Rosen joined The Washington Post Company in 1986 as a staff attorney for The Washington Post newspaper; he moved to Newsweek as Assistant Counsel in 1988. When he moved to Kaplan, he served as Center Administrator, Regional Director, and Vice President for Field Management prior to assuming the role of Chief Operating Officer in 1997. He was named President of Kaplan, Inc. in 2002.

He later took over responsibility for all of Kaplan’s higher education operations, including Kaplan University, Concord Law School, and Kaplan Virtual Education. Under his leadership, Kaplan Higher Education has grown to account for half of Kaplan’s $2 billion revenue.

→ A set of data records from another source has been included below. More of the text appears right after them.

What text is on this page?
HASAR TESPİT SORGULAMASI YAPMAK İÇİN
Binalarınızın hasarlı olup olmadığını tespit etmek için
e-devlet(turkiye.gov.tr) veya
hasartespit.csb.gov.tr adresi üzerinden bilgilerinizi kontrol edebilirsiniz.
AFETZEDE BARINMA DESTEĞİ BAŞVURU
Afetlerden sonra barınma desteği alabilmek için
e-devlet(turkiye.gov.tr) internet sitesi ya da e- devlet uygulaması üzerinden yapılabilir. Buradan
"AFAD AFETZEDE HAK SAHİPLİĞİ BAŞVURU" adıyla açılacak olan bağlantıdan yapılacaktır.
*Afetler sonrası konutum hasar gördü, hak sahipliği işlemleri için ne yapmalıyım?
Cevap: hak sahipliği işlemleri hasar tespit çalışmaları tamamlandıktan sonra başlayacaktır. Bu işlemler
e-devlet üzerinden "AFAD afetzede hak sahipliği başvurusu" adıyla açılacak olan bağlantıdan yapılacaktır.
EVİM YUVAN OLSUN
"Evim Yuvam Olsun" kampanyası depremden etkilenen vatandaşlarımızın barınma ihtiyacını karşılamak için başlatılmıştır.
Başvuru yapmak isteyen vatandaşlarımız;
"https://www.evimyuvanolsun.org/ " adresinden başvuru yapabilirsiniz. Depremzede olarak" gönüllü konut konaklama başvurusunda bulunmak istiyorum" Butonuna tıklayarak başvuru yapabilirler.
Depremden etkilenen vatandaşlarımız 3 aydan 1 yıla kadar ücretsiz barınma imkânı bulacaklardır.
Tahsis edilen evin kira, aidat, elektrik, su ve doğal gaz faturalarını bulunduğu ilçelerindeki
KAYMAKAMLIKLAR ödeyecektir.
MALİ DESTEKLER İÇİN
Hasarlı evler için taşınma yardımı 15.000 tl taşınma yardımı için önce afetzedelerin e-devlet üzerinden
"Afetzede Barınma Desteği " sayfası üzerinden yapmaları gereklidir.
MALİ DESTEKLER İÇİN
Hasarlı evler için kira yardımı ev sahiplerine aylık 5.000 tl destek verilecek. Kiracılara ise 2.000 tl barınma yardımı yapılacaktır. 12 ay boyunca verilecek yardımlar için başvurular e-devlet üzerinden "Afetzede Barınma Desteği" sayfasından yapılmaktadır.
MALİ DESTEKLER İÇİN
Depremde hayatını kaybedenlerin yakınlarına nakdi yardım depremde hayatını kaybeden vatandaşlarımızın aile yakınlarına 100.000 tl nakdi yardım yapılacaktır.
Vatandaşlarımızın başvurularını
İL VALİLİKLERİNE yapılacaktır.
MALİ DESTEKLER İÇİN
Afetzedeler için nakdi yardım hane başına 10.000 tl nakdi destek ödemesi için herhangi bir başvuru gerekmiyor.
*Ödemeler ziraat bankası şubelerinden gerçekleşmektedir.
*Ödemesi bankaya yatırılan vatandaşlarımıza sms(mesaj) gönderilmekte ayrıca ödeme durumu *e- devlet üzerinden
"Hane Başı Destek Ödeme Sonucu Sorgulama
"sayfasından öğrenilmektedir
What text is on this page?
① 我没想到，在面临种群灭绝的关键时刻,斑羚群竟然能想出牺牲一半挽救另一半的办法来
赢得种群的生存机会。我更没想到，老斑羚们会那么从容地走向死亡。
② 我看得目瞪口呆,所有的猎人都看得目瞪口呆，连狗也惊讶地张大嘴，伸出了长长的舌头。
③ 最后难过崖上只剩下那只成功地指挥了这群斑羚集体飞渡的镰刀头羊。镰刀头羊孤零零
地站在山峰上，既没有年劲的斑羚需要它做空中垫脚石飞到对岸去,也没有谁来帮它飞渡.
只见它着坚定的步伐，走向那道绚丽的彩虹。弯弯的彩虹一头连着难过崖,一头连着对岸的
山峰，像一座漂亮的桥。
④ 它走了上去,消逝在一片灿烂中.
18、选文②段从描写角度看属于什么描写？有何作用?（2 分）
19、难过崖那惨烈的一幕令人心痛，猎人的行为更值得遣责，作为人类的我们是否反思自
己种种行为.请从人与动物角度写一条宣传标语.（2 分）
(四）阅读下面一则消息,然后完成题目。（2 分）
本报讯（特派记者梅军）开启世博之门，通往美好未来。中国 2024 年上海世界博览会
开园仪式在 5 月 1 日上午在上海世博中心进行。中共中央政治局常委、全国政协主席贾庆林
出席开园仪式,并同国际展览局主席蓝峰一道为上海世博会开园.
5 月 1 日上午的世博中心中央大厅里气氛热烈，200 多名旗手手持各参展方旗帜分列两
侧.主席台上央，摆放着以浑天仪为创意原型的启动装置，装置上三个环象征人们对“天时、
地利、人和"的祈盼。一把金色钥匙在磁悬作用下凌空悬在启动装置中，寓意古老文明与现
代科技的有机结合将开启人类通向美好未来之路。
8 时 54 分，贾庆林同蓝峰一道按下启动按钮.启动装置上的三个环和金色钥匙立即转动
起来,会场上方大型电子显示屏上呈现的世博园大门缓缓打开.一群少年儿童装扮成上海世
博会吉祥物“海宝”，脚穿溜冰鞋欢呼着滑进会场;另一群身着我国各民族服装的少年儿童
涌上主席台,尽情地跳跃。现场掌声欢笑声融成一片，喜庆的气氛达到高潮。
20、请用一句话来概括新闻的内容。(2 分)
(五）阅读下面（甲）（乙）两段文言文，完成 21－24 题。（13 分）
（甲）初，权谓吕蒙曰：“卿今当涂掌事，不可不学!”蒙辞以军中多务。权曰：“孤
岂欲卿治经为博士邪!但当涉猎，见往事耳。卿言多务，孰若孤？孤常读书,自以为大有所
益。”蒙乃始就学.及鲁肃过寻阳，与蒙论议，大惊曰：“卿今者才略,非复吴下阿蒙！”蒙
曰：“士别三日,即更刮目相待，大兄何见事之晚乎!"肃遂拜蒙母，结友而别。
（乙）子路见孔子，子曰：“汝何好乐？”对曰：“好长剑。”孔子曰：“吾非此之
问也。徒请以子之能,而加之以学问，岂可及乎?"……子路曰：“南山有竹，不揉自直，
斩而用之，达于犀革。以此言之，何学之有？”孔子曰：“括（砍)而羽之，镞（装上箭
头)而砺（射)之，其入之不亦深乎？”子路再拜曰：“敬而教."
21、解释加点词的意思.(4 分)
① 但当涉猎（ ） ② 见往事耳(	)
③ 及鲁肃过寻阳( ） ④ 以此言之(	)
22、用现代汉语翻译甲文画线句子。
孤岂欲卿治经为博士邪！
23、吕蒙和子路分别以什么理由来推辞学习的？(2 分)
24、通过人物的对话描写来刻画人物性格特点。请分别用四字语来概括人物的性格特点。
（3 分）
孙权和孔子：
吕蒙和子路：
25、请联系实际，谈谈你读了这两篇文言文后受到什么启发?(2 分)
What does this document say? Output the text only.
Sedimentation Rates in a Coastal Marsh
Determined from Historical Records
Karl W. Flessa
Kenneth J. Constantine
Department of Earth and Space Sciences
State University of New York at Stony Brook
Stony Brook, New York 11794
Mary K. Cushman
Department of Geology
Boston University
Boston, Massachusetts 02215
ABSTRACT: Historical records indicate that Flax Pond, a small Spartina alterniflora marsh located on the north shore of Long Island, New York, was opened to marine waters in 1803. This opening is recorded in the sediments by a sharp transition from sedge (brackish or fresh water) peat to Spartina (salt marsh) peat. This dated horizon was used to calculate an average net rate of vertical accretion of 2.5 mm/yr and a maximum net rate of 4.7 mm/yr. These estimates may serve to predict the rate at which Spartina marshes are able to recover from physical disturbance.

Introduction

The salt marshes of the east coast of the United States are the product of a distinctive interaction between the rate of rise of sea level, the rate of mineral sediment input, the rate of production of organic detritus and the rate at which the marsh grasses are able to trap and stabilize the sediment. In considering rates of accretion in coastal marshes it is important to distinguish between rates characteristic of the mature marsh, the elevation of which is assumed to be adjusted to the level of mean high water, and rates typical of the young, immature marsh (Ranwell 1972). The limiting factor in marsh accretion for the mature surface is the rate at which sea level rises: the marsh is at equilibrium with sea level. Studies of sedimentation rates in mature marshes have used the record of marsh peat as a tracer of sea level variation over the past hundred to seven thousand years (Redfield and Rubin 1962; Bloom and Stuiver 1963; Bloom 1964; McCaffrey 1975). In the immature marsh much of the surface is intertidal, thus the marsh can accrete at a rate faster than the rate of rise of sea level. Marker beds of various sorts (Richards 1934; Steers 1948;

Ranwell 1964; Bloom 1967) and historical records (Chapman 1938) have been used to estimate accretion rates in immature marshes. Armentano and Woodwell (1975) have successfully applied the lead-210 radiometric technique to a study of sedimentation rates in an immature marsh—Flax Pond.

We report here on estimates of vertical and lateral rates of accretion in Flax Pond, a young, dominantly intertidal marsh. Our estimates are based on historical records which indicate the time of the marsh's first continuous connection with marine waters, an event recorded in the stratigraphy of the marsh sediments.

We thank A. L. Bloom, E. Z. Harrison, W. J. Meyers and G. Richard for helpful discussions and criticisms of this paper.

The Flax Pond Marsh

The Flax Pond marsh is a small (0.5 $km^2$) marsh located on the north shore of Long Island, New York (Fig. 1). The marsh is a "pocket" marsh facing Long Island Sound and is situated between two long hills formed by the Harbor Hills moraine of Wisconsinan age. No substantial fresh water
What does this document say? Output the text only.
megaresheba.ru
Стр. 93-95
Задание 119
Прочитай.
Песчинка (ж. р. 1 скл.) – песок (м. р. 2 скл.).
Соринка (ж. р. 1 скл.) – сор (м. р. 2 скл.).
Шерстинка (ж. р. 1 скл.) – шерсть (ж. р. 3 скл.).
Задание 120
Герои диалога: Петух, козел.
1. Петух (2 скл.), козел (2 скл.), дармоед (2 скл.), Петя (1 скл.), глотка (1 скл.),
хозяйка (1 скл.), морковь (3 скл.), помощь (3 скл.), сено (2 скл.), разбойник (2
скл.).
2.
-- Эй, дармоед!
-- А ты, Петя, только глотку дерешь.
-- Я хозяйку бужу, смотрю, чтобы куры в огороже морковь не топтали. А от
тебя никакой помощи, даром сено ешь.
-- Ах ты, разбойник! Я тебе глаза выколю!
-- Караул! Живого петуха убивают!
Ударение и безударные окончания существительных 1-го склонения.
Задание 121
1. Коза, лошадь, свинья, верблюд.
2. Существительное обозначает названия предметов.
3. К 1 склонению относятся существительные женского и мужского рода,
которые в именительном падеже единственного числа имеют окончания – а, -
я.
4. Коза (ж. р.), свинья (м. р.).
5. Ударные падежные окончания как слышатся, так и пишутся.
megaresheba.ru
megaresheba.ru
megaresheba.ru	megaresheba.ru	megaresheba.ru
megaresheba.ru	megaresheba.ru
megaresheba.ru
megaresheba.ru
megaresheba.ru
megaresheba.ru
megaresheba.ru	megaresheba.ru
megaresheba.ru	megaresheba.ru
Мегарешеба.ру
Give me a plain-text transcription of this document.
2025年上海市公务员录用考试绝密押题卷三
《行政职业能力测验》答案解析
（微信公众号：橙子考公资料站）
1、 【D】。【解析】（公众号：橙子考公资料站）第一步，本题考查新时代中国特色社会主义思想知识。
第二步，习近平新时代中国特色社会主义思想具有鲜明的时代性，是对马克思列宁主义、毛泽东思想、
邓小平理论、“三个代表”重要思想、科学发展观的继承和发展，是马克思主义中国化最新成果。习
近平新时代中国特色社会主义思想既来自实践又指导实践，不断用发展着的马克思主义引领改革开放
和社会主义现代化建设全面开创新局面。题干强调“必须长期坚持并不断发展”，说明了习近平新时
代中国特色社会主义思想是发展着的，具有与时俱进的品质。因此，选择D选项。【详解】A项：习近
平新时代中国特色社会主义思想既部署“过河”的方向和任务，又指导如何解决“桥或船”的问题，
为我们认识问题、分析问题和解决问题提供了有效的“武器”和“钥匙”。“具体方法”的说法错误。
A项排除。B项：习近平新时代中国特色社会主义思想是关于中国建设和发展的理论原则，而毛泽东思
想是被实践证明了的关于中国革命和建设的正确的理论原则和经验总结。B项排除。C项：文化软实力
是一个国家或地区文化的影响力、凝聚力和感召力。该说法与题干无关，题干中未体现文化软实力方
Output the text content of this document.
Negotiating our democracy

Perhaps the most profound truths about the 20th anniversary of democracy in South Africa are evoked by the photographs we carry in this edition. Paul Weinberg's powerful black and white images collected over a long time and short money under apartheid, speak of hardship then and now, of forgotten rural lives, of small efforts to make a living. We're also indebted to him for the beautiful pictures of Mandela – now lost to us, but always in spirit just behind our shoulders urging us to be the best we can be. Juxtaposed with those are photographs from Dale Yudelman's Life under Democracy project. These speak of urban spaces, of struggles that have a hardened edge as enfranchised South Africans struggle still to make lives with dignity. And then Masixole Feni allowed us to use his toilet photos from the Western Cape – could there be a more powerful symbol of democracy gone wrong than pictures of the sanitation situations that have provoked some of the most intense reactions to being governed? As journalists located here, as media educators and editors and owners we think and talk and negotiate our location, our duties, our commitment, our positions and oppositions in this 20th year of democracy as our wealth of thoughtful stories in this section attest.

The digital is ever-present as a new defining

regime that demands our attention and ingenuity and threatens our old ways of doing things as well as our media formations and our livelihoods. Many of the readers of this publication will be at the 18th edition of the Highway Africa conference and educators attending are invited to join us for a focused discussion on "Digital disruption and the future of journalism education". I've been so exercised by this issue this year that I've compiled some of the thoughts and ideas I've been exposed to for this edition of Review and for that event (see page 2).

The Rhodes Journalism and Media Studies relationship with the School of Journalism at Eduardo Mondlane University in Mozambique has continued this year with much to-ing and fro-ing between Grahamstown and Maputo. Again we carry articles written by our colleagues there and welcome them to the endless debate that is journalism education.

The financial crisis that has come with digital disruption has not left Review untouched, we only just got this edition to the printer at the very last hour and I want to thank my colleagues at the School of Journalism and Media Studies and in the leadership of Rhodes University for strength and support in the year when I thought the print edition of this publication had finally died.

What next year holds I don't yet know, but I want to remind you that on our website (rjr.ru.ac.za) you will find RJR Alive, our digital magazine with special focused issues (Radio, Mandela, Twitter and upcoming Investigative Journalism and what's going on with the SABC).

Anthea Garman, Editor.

In October 2011, Rosen published his first book, Change.edu: Rebooting for the New Talent Economy. He explores his belief that the American higher education system has strayed from the goals of access, quality, affordability, and accountability and offers ideas on how to restore those traits to America's institutions. Change.edu was listed on Bill Gates's "Reading List" in Foreign Policy magazine's December 2011 "The Foreign Policy Top 100 Global Thinkers" feature. Gates described the book as "truly important for the debate on what needs to be done to improve the success of post-secondary education in America". In a review on Amazon.com, former New York City Schools Chancellor Joel Klein wrote, "this is a must-read book for those who care about fixing our nation’s higher education problems".

==Other roles==
Rosen serves on the boards of Enterprise Florida, the Broward Workshop, Pine Crest School, the Broward Alliance, and the Council for Educational Change.